Tim Danker: Yes, I think it’s really well said what Bob mentioned. We feel that we are very aligned with all participants in the value chain, a clearly a very different solution and high adherence solution, one that can help the consumer lead a healthier, happier life. They can help with through that adherence, then cost curves. And I think all the feedback that we’ve got from the broader ecosystem has been very positive.
Ben Hendrix: Great, thanks. Shifting gears again. Just real quick, I appreciate the comment on the P&C hard market cycle, any thoughts or any forecasts of kind of when we – it feels like we may be hitting towards an inflection point but any thoughts on kind of when we see material change in that space?
Tim Danker: Yes, we’ve certainly as we noted, last quarter, the P&C market have certainly had a hard market. I don’t know that we have any prognostication exactly when that makes often, there are some signs of that but also some carriers that are better resetting that right in terms of their underwriting specific to our brokerage, the business continues to perform quite well.
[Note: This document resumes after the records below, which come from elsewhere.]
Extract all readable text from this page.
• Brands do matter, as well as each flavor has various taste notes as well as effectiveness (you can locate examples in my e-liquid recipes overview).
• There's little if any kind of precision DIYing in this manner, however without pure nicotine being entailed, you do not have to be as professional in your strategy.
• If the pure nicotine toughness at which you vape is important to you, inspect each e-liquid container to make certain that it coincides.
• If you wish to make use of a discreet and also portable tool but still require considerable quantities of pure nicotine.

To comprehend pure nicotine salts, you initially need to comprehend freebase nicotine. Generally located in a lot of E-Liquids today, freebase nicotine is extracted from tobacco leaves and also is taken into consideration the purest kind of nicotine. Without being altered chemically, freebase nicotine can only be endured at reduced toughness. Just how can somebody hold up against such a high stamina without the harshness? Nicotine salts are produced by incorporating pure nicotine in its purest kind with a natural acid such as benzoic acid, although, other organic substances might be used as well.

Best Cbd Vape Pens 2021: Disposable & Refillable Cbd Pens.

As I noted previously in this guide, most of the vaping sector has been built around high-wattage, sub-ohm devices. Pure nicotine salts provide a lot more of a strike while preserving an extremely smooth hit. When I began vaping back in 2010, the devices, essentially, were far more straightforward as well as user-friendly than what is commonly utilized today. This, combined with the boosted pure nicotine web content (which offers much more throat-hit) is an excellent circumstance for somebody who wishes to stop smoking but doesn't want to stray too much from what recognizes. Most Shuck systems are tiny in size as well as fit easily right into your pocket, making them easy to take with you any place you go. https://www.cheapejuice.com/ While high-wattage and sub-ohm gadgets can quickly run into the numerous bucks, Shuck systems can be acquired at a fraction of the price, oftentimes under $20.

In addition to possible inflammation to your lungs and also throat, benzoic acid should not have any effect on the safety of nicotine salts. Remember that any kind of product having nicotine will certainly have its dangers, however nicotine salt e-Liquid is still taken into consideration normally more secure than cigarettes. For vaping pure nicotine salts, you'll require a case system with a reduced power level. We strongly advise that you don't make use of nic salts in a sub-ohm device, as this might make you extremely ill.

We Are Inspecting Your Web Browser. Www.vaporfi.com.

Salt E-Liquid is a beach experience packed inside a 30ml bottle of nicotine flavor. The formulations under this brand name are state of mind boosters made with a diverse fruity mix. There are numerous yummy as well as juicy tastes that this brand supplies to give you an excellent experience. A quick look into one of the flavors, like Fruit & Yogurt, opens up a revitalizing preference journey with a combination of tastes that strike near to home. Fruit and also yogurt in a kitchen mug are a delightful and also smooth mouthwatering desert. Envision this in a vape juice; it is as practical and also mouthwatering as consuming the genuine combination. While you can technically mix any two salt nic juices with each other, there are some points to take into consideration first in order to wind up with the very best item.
It’s a good – obviously very strong value proposition but also is helping create meaningful cash flow for the customer or for the company. And we feel like even some of the activity that we’ve seen in terms of close rates and our ability to help convert customers through re-shopping, we’re having good progress on that. So more to come on that Ben.
Ben Hendrix: Great, thanks. My last question, I appreciate the commentary on the 1Q volume mix typically that you see, I was just wondering if there’s any EBITDA cadence thoughts you could offer at this point in the fiscal year? Thanks.
Tim Danker: Ryan?
Ryan Clement: Yes, I think as we shared on our last earnings call and the guide, we do are expecting that the EBITDA cadence and overall distribution by quarter for the various business segments will largely follow what we’ve historically recognized. The one deviation from that being the healthcare services business, which we’re projecting EBITDA margins in the low single digits, obviously entering the year in one slot and actually had a materially higher margin rate as we continue to grow and scale that business.
Ben Hendrix: Great. Thanks a lot, guys.
Tim Danker: Thank you, Ben.
Operator: Thank you. We currently have no further questions. Therefore, I will hand back to Tim Danker for any closing remarks.
Tim Danker: Well, thank you again for joining us as we enter the busy season for our Medicare Advantage and Healthcare Services segment. To say it again, we have a lot of confidence in our strategy, conviction grows with each quarter that’s like what drives strong profitability and cash flow. We certainly believe fiscal ’24 will be more of the same and with the scale of our Healthcare Services segment will drive even more operating leverage for the company. So we thank you again, and look forward to speaking next quarter. Everyone have a good evening.
Operator: This concludes today’s conference call. Thank you all for joining. You may now disconnect your lines.